There is a distinction between those who were infected before and after 96, the year when the ARVs were first rolled out. There are also other distinctions along dimensions like gender, sexual orientation and country of birth. Some of our informants may belong to several of these dimensions. For example, the sum of being gay or female and having an HIV infection or coming from an immigrant background and being HIV positive (or all or several of these) can represent a personal challenge. Another combination of characteristics may be female, former drug addict and HIV positive. The interaction between such positions is not necessarily negative. To belong to an environment of people living with HIV can provide new social capital that can make it possible to free oneself from a marginalized position.

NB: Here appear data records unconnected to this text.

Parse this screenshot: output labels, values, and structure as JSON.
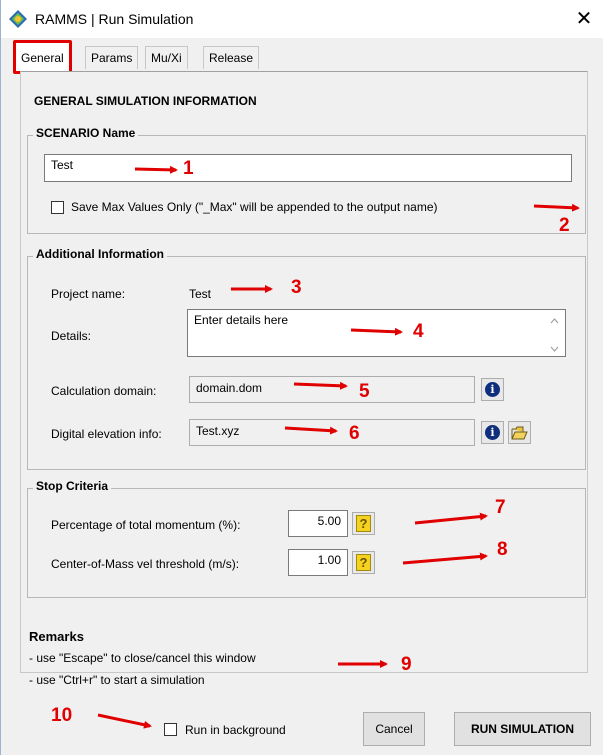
{
  "window": {
    "title": "RAMMS | Run Simulation",
    "close_symbol": "✕"
  },
  "tabs": [
    {
      "label": "General",
      "active": true
    },
    {
      "label": "Params"
    },
    {
      "label": "Mu/Xi"
    },
    {
      "label": "Release"
    }
  ],
  "general": {
    "heading": "GENERAL SIMULATION INFORMATION",
    "scenario": {
      "legend": "SCENARIO Name",
      "name_value": "Test",
      "save_max_label": "Save Max Values Only (\"_Max\" will be appended to the output name)",
      "save_max_checked": false
    },
    "additional": {
      "legend": "Additional Information",
      "project_name_label": "Project name:",
      "project_name_value": "Test",
      "details_label": "Details:",
      "details_placeholder": "Enter details here",
      "calc_domain_label": "Calculation domain:",
      "calc_domain_value": "domain.dom",
      "dem_label": "Digital elevation info:",
      "dem_value": "Test.xyz"
    },
    "stop": {
      "legend": "Stop Criteria",
      "momentum_label": "Percentage of total momentum (%):",
      "momentum_value": "5.00",
      "com_label": "Center-of-Mass vel threshold (m/s):",
      "com_value": "1.00",
      "help_glyph": "?"
    },
    "remarks": {
      "title": "Remarks",
      "line1": "- use \"Escape\" to close/cancel this window",
      "line2": "- use \"Ctrl+r\" to start a simulation"
    }
  },
  "footer": {
    "run_background_label": "Run in background",
    "run_background_checked": false,
    "cancel_label": "Cancel",
    "run_label": "RUN SIMULATION"
  },
  "annotations": [
    "1",
    "2",
    "3",
    "4",
    "5",
    "6",
    "7",
    "8",
    "9",
    "10"
  ],
  "colors": {
    "annotation": "#e00000",
    "info_icon": "#0e2f7c",
    "help_icon_fill": "#f4d21f"
  },
  "icons": {
    "app": "ramms-logo-icon",
    "info": "info-icon",
    "folder": "open-folder-icon",
    "help": "help-question-icon"
  }
}
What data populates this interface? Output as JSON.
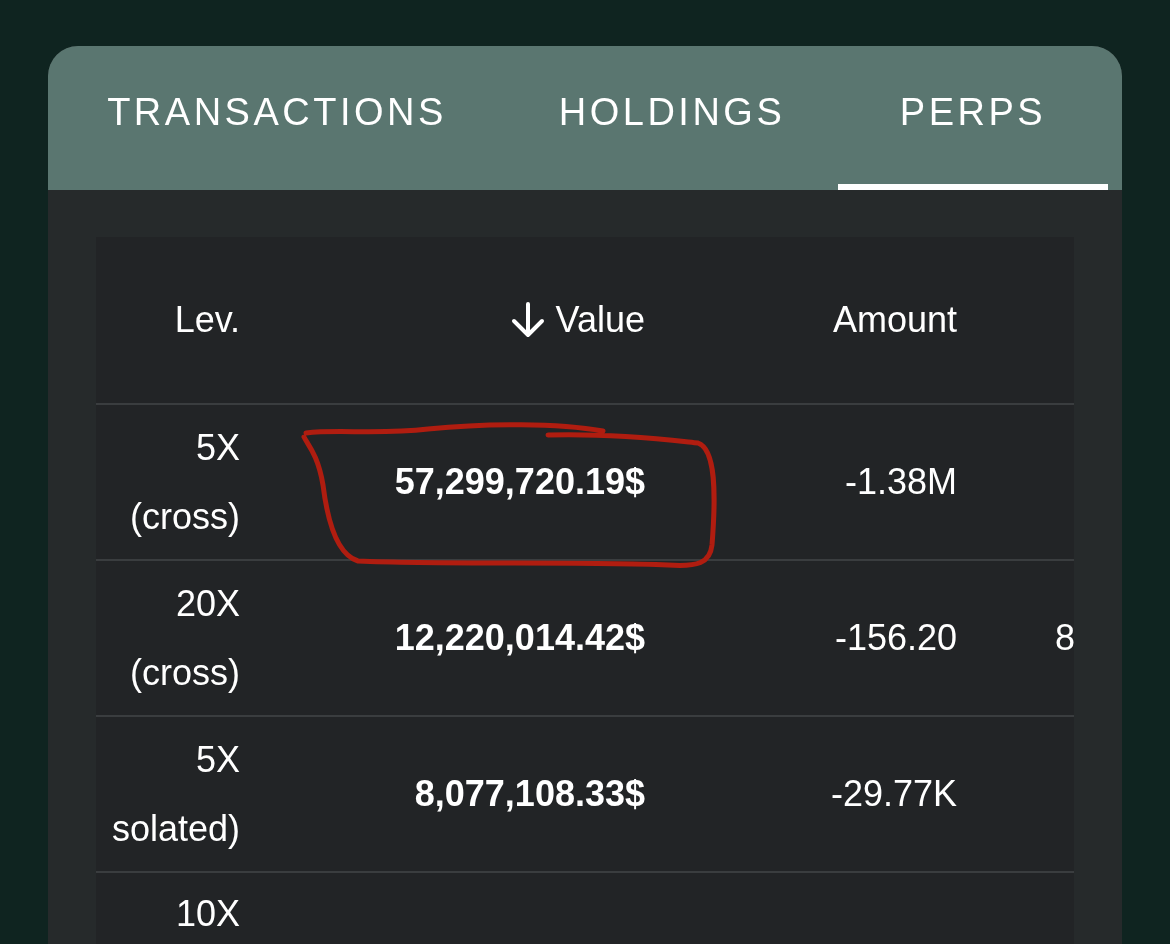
{
  "tabs": [
    {
      "label": "TRANSACTIONS",
      "selected": false
    },
    {
      "label": "HOLDINGS",
      "selected": false
    },
    {
      "label": "PERPS",
      "selected": true
    }
  ],
  "table": {
    "columns": [
      {
        "label": "Lev.",
        "sorted": false
      },
      {
        "label": "Value",
        "sorted": true
      },
      {
        "label": "Amount",
        "sorted": false
      }
    ],
    "rows": [
      {
        "lev": "5X",
        "margin": "(cross)",
        "value": "57,299,720.19$",
        "amount": "-1.38M",
        "circled": true
      },
      {
        "lev": "20X",
        "margin": "(cross)",
        "value": "12,220,014.42$",
        "amount": "-156.20",
        "column_4": "8",
        "circled": false
      },
      {
        "lev": "5X",
        "margin": "solated)",
        "value": "8,077,108.33$",
        "amount": "-29.77K",
        "circled": false
      },
      {
        "lev": "10X",
        "circled": false
      }
    ]
  }
}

The main challenge posed to the health services based on our findings is to see the patient. It is meet them with an openness for different health challenges along different dimensions. It is easy for health care professionals to give HIV some kind of priority when they meet people living with HIV. Therefore, it is important that all health challenges are taken seriously, regardless of whether they are HIV-related or not. The public health care systems for the elderly are challenged in terms of knowledge about HIV and in terms of meeting their users without prejudice.
The Norwegian welfare state provides services that in principle are available independently of social positions. People living with HIV can face challenges in the welfare state's service, but they do have a right to access these services. Many people living with HIV seem to experience a development towards less stigma and more knowledge in the welfare state apparatus. But at the same time, many people living with HIV are in a vulnerable position because they have a stigmatized chronic disorder and because many belong to groups exposed to discrimination and the risk of marginalization. Many carry dramatic disease stories that may be become heavier as one gets older. The keywords dignity, risk, vulnerability represent important aspects of the findings.
The study concludes with a call to the authorities, to health services and to user originations. The sum of these challenges is that the situation for older people with HIV must be put on the agenda in various forums. It concerns prevention, welfare services, and it is about fighting prejudices and building knowledge and competence. This building of competence must take into account different needs in different groups and strengthen dignity for the individuals who get older and live with HIV.